Windrush generation to get UK citizenship papers free
Ms Rudd told the House of Commons fees for any children of the Windrush generation who need to apply for naturalisation and charges associated with returning to the UK for people who have retired to their countries of origin after making their lives here would also be waived.
The Home Secretary admitted that steps introduced since the 1980s have had an “unintended and sometimes devastating” impact on people from the Windrush generation who are here legally but have struggled to get documentation to prove their status.
Ms Rudd said Home Office official were manually trawling through more than 8,000 records dating back to 2002 to establish whether any Windrush-era immigrants to the UK had been wrongly deported.
At the halfway point in the search, none had been identified, but the Home Secretary said the information would also be independently audited.
A consultation will be launched to seek views on how the government should compensation those affected by the controversy.
The Home Secretary told MPs: “The state has let these people down”, but Shadow home secretary Diane Abbott personally blamed Ms Rudd, telling her that “she allowed it to happen”.

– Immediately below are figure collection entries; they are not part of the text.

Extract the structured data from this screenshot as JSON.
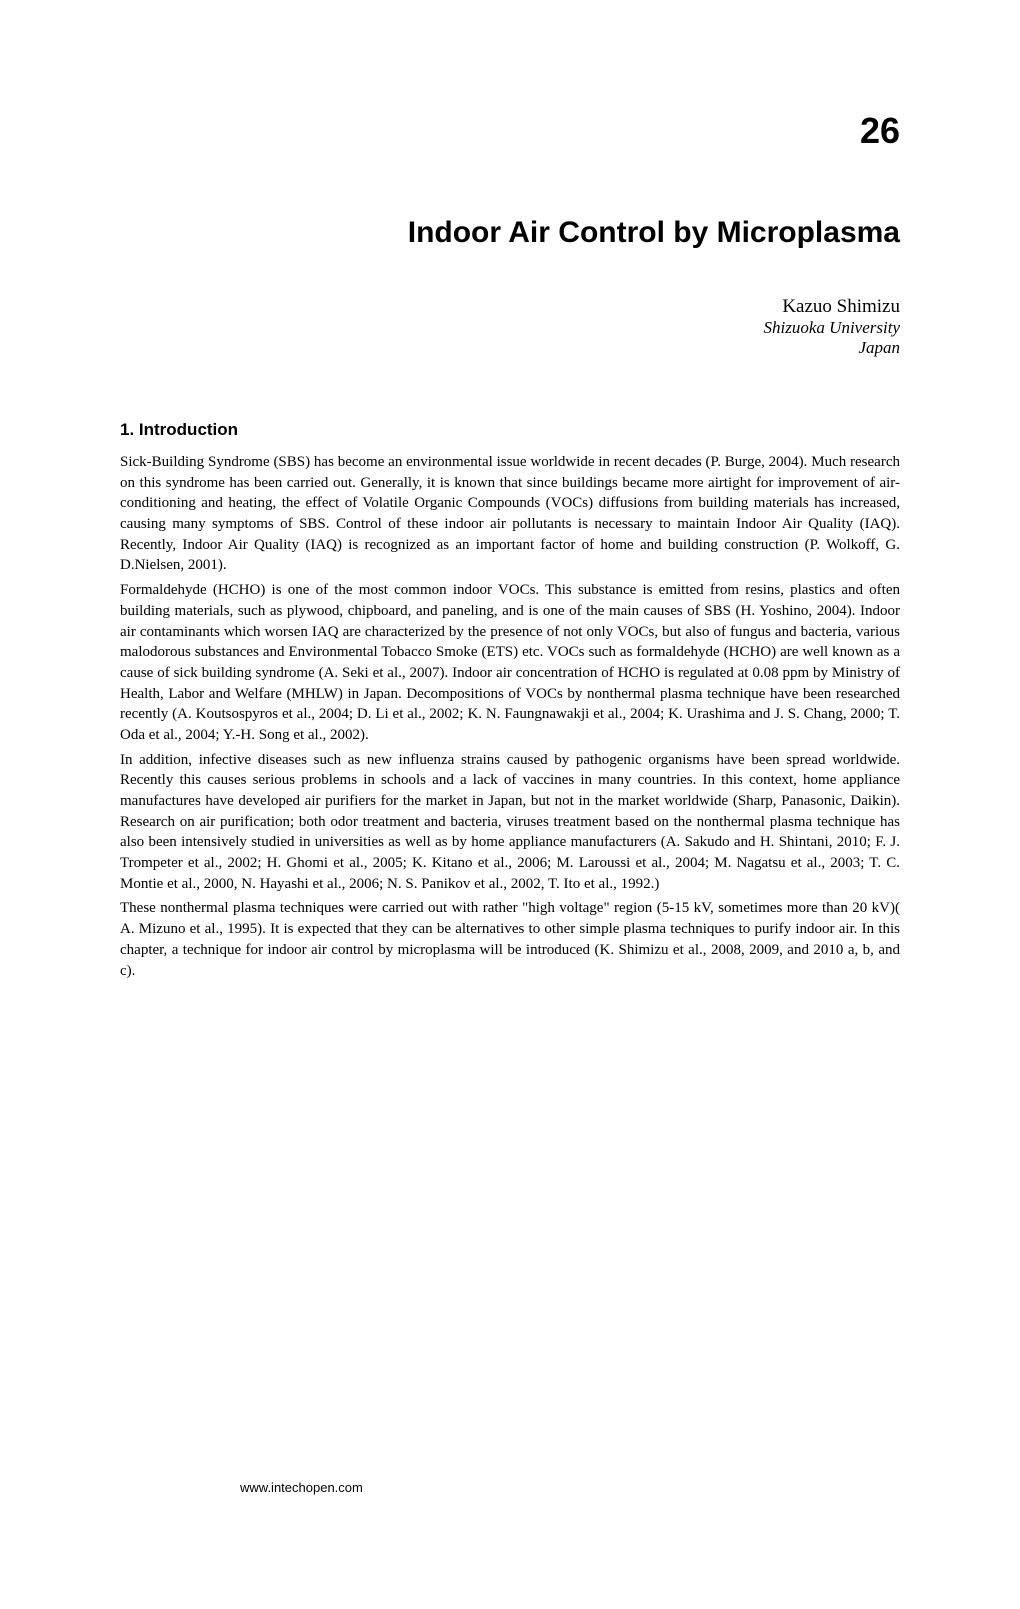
{
  "chapter": {
    "number": "26",
    "number_fontsize": 36,
    "title": "Indoor Air Control by Microplasma",
    "title_fontsize": 30
  },
  "author": {
    "name": "Kazuo Shimizu",
    "name_fontsize": 19,
    "affiliation": "Shizuoka University",
    "affiliation_fontsize": 17,
    "country": "Japan",
    "country_fontsize": 17
  },
  "section": {
    "heading": "1. Introduction",
    "heading_fontsize": 17
  },
  "paragraphs": {
    "p1": "Sick-Building Syndrome (SBS) has become an environmental issue worldwide in recent decades (P. Burge, 2004). Much research on this syndrome has been carried out. Generally, it is known that since buildings became more airtight for improvement of air-conditioning and heating, the effect of Volatile Organic Compounds (VOCs) diffusions from building materials has increased, causing many symptoms of SBS. Control of these indoor air pollutants is necessary to maintain Indoor Air Quality (IAQ). Recently, Indoor Air Quality (IAQ) is recognized as an important factor of home and building construction (P. Wolkoff, G. D.Nielsen, 2001).",
    "p2": "Formaldehyde (HCHO) is one of the most common indoor VOCs. This substance is emitted from resins, plastics and often building materials, such as plywood, chipboard, and paneling, and is one of the main causes of SBS (H. Yoshino, 2004). Indoor air contaminants which worsen IAQ are characterized by the presence of not only VOCs, but also of fungus and bacteria, various malodorous substances and Environmental Tobacco Smoke (ETS) etc. VOCs such as formaldehyde (HCHO) are well known as a cause of sick building syndrome (A. Seki et al., 2007). Indoor air concentration of HCHO is regulated at 0.08 ppm by Ministry of Health, Labor and Welfare (MHLW) in Japan. Decompositions of VOCs by nonthermal plasma technique have been researched recently (A. Koutsospyros et al., 2004; D. Li et al., 2002; K. N. Faungnawakji et al., 2004; K. Urashima and J. S. Chang, 2000; T. Oda et al., 2004; Y.-H. Song et al., 2002).",
    "p3": "In addition, infective diseases such as new influenza strains caused by pathogenic organisms have been spread worldwide. Recently this causes serious problems in schools and a lack of vaccines in many countries. In this context, home appliance manufactures have developed air purifiers for the market in Japan, but not in the market worldwide (Sharp, Panasonic, Daikin). Research on air purification; both odor treatment and bacteria, viruses treatment based on the nonthermal plasma technique has also been intensively studied in universities as well as by home appliance manufacturers (A. Sakudo and H. Shintani, 2010; F. J. Trompeter et al., 2002; H. Ghomi et al., 2005; K. Kitano et al., 2006; M. Laroussi et al., 2004; M. Nagatsu et al., 2003; T. C. Montie et al., 2000, N. Hayashi et al., 2006; N. S. Panikov et al., 2002, T. Ito et al., 1992.)",
    "p4": "These nonthermal plasma techniques were carried out with rather \"high voltage\" region (5-15 kV, sometimes more than 20 kV)( A. Mizuno et al., 1995). It is expected that they can be alternatives to other simple plasma techniques to purify indoor air. In this chapter, a technique for indoor air control by microplasma will be introduced (K. Shimizu et al., 2008, 2009, and 2010 a, b, and c).",
    "body_fontsize": 15,
    "body_lineheight": 1.38
  },
  "footer": {
    "text": "www.intechopen.com",
    "fontsize": 13,
    "color": "#000000"
  },
  "colors": {
    "background": "#ffffff",
    "text": "#000000"
  }
}
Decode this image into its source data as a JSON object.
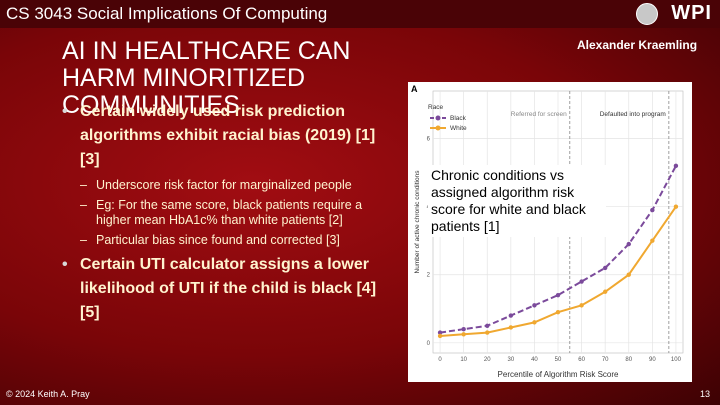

Ms Abbott branded the incident “one of the biggest scandals in the administration of home affairs”.
She said: “These cases can’t come as surprise to her because for some time many of my colleagues on this side of the House have been pursuing individual cases.
“She is behaving as if it is a shock to her that officials are implementing regulations in the way she intended them to be implemented.”
Ms Abbott drew cheers from the Labour benches after telling Ms Rudd “ultimately the buck stops with her”.
The SNP home affairs spokeswoman Joanna Cherry MP said the scandal had been caused by the government’s “ludicrous immigration target” and claimed Ms Rudd was being used as a “human shield” to protect Theresa May, the Home Secretary at the time that many of the toughest immigration restrictions were introduced.
Earlier, during debate in the House of Lords, former children’s television presenter Floella Benjamin branded the Windrush scandal “a matter of national shame”.